Autre point de l’enquête de Raymond Tchimou qui met en cause Désiré Tagro et donne du grain à moudre aux journaux de l’opposition : déterminer si ce dernier a « directement ou indirectement marchandé les places mises au concours d’entrée » à l’Ecole Nationale de Police en 2007, 2008 et 2009. Le président de l’Assemblée nationale Mamadou Koulibaly l’avait accusé le 2 juin d’avoir recruté massivement les ressortissants de sa région à l’Ecole nationale de police (ENP).
Le Patriote indique que le ministre de l’Intérieur a lui-même reconnu que les deux tiers des places aux concours d’entrée à l’ENP sont réservées au FPI. Mais, toujours selon le quotidien du RDR, il aurait révélé les noms des bénéficiaires des places : Pascal Affi N’Guessan, le président du FPI, la Première dame Simone Gbagbo, le député Sokoury Bohui, par ailleurs secrétaire national aux élections au FPI et Konaté Navigué, le leader des jeunes du parti au pouvoir.
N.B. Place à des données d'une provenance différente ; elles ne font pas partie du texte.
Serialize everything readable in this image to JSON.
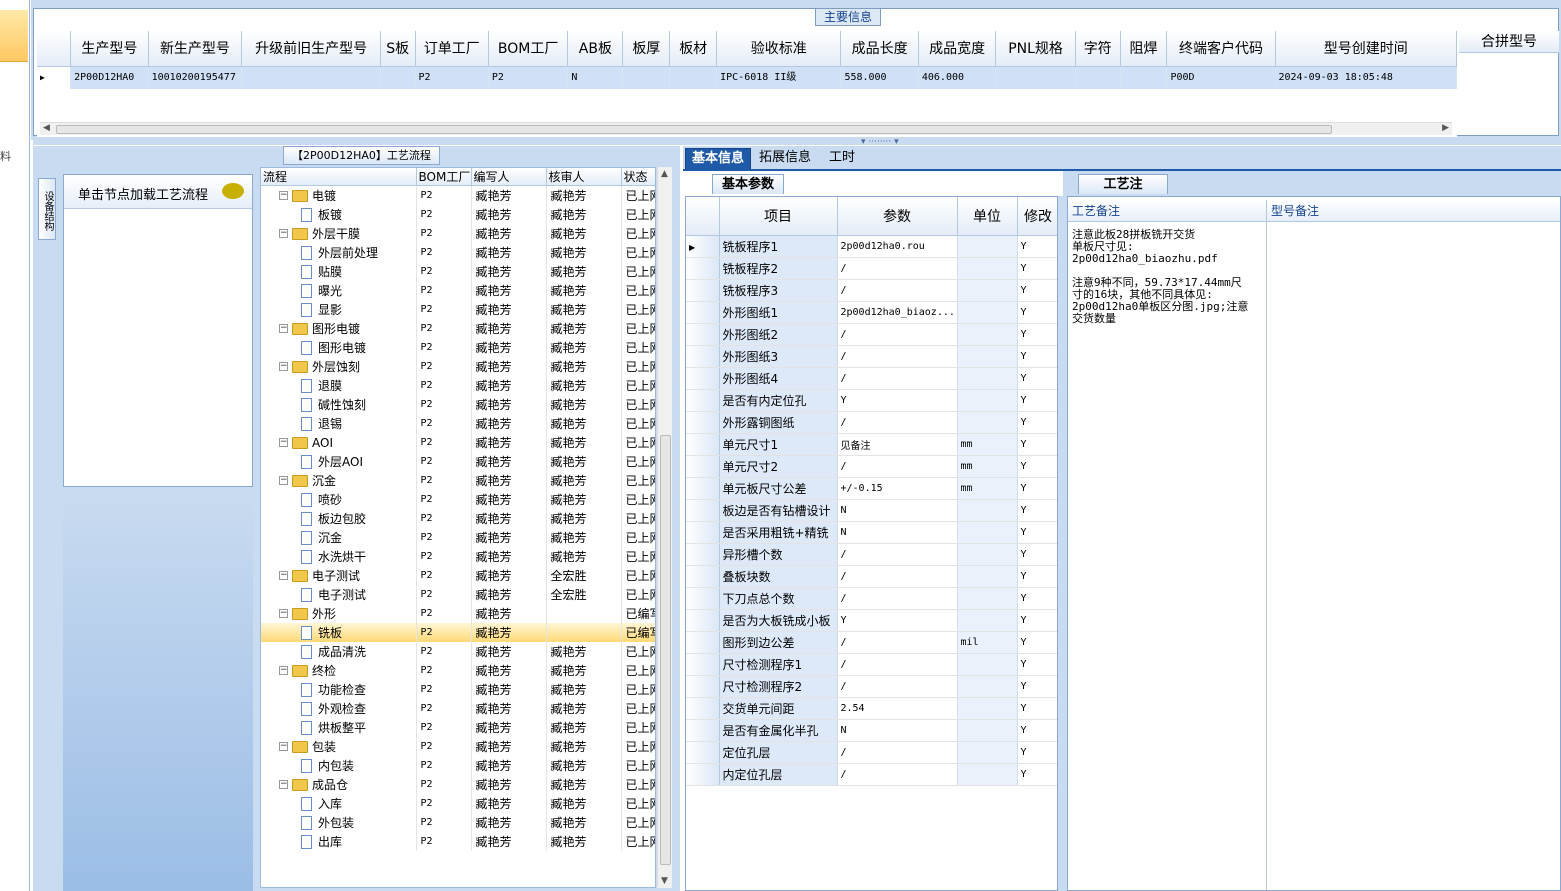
{
  "main_info": {
    "title": "主要信息",
    "columns": [
      "生产型号",
      "新生产型号",
      "升级前旧生产型号",
      "S板",
      "订单工厂",
      "BOM工厂",
      "AB板",
      "板厚",
      "板材",
      "验收标准",
      "成品长度",
      "成品宽度",
      "PNL规格",
      "字符",
      "阻焊",
      "终端客户代码",
      "型号创建时间"
    ],
    "row": [
      "2P00D12HA0",
      "10010200195477",
      "",
      "",
      "P2",
      "P2",
      "N",
      "",
      "",
      "IPC-6018 II级",
      "558.000",
      "406.000",
      "",
      "",
      "",
      "P00D",
      "2024-09-03 18:05:48"
    ],
    "merge_header": "合拼型号"
  },
  "left_strip": {
    "char": "料"
  },
  "side": {
    "vtab_label": "设备结构",
    "hint": "单击节点加载工艺流程"
  },
  "tree": {
    "title": "【2P00D12HA0】工艺流程",
    "columns": [
      "流程",
      "BOM工厂",
      "编写人",
      "核审人",
      "状态"
    ],
    "rows": [
      {
        "level": 0,
        "name": "电镀",
        "bom": "P2",
        "writer": "臧艳芳",
        "reviewer": "臧艳芳",
        "status": "已上网"
      },
      {
        "level": 1,
        "name": "板镀",
        "bom": "P2",
        "writer": "臧艳芳",
        "reviewer": "臧艳芳",
        "status": "已上网"
      },
      {
        "level": 0,
        "name": "外层干膜",
        "bom": "P2",
        "writer": "臧艳芳",
        "reviewer": "臧艳芳",
        "status": "已上网"
      },
      {
        "level": 1,
        "name": "外层前处理",
        "bom": "P2",
        "writer": "臧艳芳",
        "reviewer": "臧艳芳",
        "status": "已上网"
      },
      {
        "level": 1,
        "name": "贴膜",
        "bom": "P2",
        "writer": "臧艳芳",
        "reviewer": "臧艳芳",
        "status": "已上网"
      },
      {
        "level": 1,
        "name": "曝光",
        "bom": "P2",
        "writer": "臧艳芳",
        "reviewer": "臧艳芳",
        "status": "已上网"
      },
      {
        "level": 1,
        "name": "显影",
        "bom": "P2",
        "writer": "臧艳芳",
        "reviewer": "臧艳芳",
        "status": "已上网"
      },
      {
        "level": 0,
        "name": "图形电镀",
        "bom": "P2",
        "writer": "臧艳芳",
        "reviewer": "臧艳芳",
        "status": "已上网"
      },
      {
        "level": 1,
        "name": "图形电镀",
        "bom": "P2",
        "writer": "臧艳芳",
        "reviewer": "臧艳芳",
        "status": "已上网"
      },
      {
        "level": 0,
        "name": "外层蚀刻",
        "bom": "P2",
        "writer": "臧艳芳",
        "reviewer": "臧艳芳",
        "status": "已上网"
      },
      {
        "level": 1,
        "name": "退膜",
        "bom": "P2",
        "writer": "臧艳芳",
        "reviewer": "臧艳芳",
        "status": "已上网"
      },
      {
        "level": 1,
        "name": "碱性蚀刻",
        "bom": "P2",
        "writer": "臧艳芳",
        "reviewer": "臧艳芳",
        "status": "已上网"
      },
      {
        "level": 1,
        "name": "退锡",
        "bom": "P2",
        "writer": "臧艳芳",
        "reviewer": "臧艳芳",
        "status": "已上网"
      },
      {
        "level": 0,
        "name": "AOI",
        "bom": "P2",
        "writer": "臧艳芳",
        "reviewer": "臧艳芳",
        "status": "已上网"
      },
      {
        "level": 1,
        "name": "外层AOI",
        "bom": "P2",
        "writer": "臧艳芳",
        "reviewer": "臧艳芳",
        "status": "已上网"
      },
      {
        "level": 0,
        "name": "沉金",
        "bom": "P2",
        "writer": "臧艳芳",
        "reviewer": "臧艳芳",
        "status": "已上网"
      },
      {
        "level": 1,
        "name": "喷砂",
        "bom": "P2",
        "writer": "臧艳芳",
        "reviewer": "臧艳芳",
        "status": "已上网"
      },
      {
        "level": 1,
        "name": "板边包胶",
        "bom": "P2",
        "writer": "臧艳芳",
        "reviewer": "臧艳芳",
        "status": "已上网"
      },
      {
        "level": 1,
        "name": "沉金",
        "bom": "P2",
        "writer": "臧艳芳",
        "reviewer": "臧艳芳",
        "status": "已上网"
      },
      {
        "level": 1,
        "name": "水洗烘干",
        "bom": "P2",
        "writer": "臧艳芳",
        "reviewer": "臧艳芳",
        "status": "已上网"
      },
      {
        "level": 0,
        "name": "电子测试",
        "bom": "P2",
        "writer": "臧艳芳",
        "reviewer": "全宏胜",
        "status": "已上网"
      },
      {
        "level": 1,
        "name": "电子测试",
        "bom": "P2",
        "writer": "臧艳芳",
        "reviewer": "全宏胜",
        "status": "已上网"
      },
      {
        "level": 0,
        "name": "外形",
        "bom": "P2",
        "writer": "臧艳芳",
        "reviewer": "",
        "status": "已编写"
      },
      {
        "level": 1,
        "name": "铣板",
        "bom": "P2",
        "writer": "臧艳芳",
        "reviewer": "",
        "status": "已编写",
        "selected": true
      },
      {
        "level": 1,
        "name": "成品清洗",
        "bom": "P2",
        "writer": "臧艳芳",
        "reviewer": "臧艳芳",
        "status": "已上网"
      },
      {
        "level": 0,
        "name": "终检",
        "bom": "P2",
        "writer": "臧艳芳",
        "reviewer": "臧艳芳",
        "status": "已上网"
      },
      {
        "level": 1,
        "name": "功能检查",
        "bom": "P2",
        "writer": "臧艳芳",
        "reviewer": "臧艳芳",
        "status": "已上网"
      },
      {
        "level": 1,
        "name": "外观检查",
        "bom": "P2",
        "writer": "臧艳芳",
        "reviewer": "臧艳芳",
        "status": "已上网"
      },
      {
        "level": 1,
        "name": "烘板整平",
        "bom": "P2",
        "writer": "臧艳芳",
        "reviewer": "臧艳芳",
        "status": "已上网"
      },
      {
        "level": 0,
        "name": "包装",
        "bom": "P2",
        "writer": "臧艳芳",
        "reviewer": "臧艳芳",
        "status": "已上网"
      },
      {
        "level": 1,
        "name": "内包装",
        "bom": "P2",
        "writer": "臧艳芳",
        "reviewer": "臧艳芳",
        "status": "已上网"
      },
      {
        "level": 0,
        "name": "成品仓",
        "bom": "P2",
        "writer": "臧艳芳",
        "reviewer": "臧艳芳",
        "status": "已上网"
      },
      {
        "level": 1,
        "name": "入库",
        "bom": "P2",
        "writer": "臧艳芳",
        "reviewer": "臧艳芳",
        "status": "已上网"
      },
      {
        "level": 1,
        "name": "外包装",
        "bom": "P2",
        "writer": "臧艳芳",
        "reviewer": "臧艳芳",
        "status": "已上网"
      },
      {
        "level": 1,
        "name": "出库",
        "bom": "P2",
        "writer": "臧艳芳",
        "reviewer": "臧艳芳",
        "status": "已上网"
      }
    ]
  },
  "tabs": [
    "基本信息",
    "拓展信息",
    "工时"
  ],
  "params": {
    "subtab": "基本参数",
    "columns": [
      "项目",
      "参数",
      "单位",
      "修改"
    ],
    "rows": [
      {
        "item": "铣板程序1",
        "value": "2p00d12ha0.rou",
        "unit": "",
        "mod": "Y"
      },
      {
        "item": "铣板程序2",
        "value": "/",
        "unit": "",
        "mod": "Y"
      },
      {
        "item": "铣板程序3",
        "value": "/",
        "unit": "",
        "mod": "Y"
      },
      {
        "item": "外形图纸1",
        "value": "2p00d12ha0_biaoz...",
        "unit": "",
        "mod": "Y"
      },
      {
        "item": "外形图纸2",
        "value": "/",
        "unit": "",
        "mod": "Y"
      },
      {
        "item": "外形图纸3",
        "value": "/",
        "unit": "",
        "mod": "Y"
      },
      {
        "item": "外形图纸4",
        "value": "/",
        "unit": "",
        "mod": "Y"
      },
      {
        "item": "是否有内定位孔",
        "value": "Y",
        "unit": "",
        "mod": "Y"
      },
      {
        "item": "外形露铜图纸",
        "value": "/",
        "unit": "",
        "mod": "Y"
      },
      {
        "item": "单元尺寸1",
        "value": "见备注",
        "unit": "mm",
        "mod": "Y"
      },
      {
        "item": "单元尺寸2",
        "value": "/",
        "unit": "mm",
        "mod": "Y"
      },
      {
        "item": "单元板尺寸公差",
        "value": "+/-0.15",
        "unit": "mm",
        "mod": "Y"
      },
      {
        "item": "板边是否有钻槽设计",
        "value": "N",
        "unit": "",
        "mod": "Y"
      },
      {
        "item": "是否采用粗铣+精铣",
        "value": "N",
        "unit": "",
        "mod": "Y"
      },
      {
        "item": "异形槽个数",
        "value": "/",
        "unit": "",
        "mod": "Y"
      },
      {
        "item": "叠板块数",
        "value": "/",
        "unit": "",
        "mod": "Y"
      },
      {
        "item": "下刀点总个数",
        "value": "/",
        "unit": "",
        "mod": "Y"
      },
      {
        "item": "是否为大板铣成小板",
        "value": "Y",
        "unit": "",
        "mod": "Y"
      },
      {
        "item": "图形到边公差",
        "value": "/",
        "unit": "mil",
        "mod": "Y"
      },
      {
        "item": "尺寸检测程序1",
        "value": "/",
        "unit": "",
        "mod": "Y"
      },
      {
        "item": "尺寸检测程序2",
        "value": "/",
        "unit": "",
        "mod": "Y"
      },
      {
        "item": "交货单元间距",
        "value": "2.54",
        "unit": "",
        "mod": "Y"
      },
      {
        "item": "是否有金属化半孔",
        "value": "N",
        "unit": "",
        "mod": "Y"
      },
      {
        "item": "定位孔层",
        "value": "/",
        "unit": "",
        "mod": "Y"
      },
      {
        "item": "内定位孔层",
        "value": "/",
        "unit": "",
        "mod": "Y"
      }
    ]
  },
  "notes": {
    "tab": "工艺注",
    "col1": "工艺备注",
    "col2": "型号备注",
    "text": "注意此板28拼板铣开交货\n单板尺寸见:\n2p00d12ha0_biaozhu.pdf\n\n注意9种不同，59.73*17.44mm尺寸的16块，其他不同具体见:\n2p00d12ha0单板区分图.jpg;注意交货数量"
  }
}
Ils « déposeraient des listes de leurs protégés aux différents concours d’entrée à l’Ecole de Police ». Le Patriote se demande alors « pourquoi ne pas élargir l’enquête à leur niveau » ? Avant de répondre « On voit bien vers qui le chef de l’Etat dirige l’enquête qu’il a confiée à Tchimou, on imagine le baobab qu’il veut terrasser ».
Face à ces accusations, L’Expression, qui revendique son indépendance, ironise : « Dans la logique de l’exercice du pouvoir par le parti aux affaires, les choses sont ainsi. Et pas autrement. L’administration, les forces de défense et de sécurité, tout comme les grandes poches à sous du pays, tout doit être géré au bénéfice du clan. Au profit du système. Exit la bonne gouvernance, les principes d’équité entre citoyens, la neutralité de l’Etat ».
Avant de conclure que peu de gens « espèrent des actes de justicier du chef de l’Etat ». « La majorité des Ivoiriens attendent au moins que Laurent Gbagbo laisse évoluer le processus électoral, poursuit L’Expression. Des élections libres et transparentes, avec au bout un président légitime sorti des urnes, cela peut remettre le pays sur les rails. Et au moins, atténuer le devoir de corruption qui gangrène la Côte d’Ivoire. » Le procureur de la République a un mois pour livrer les résultats de son enquête.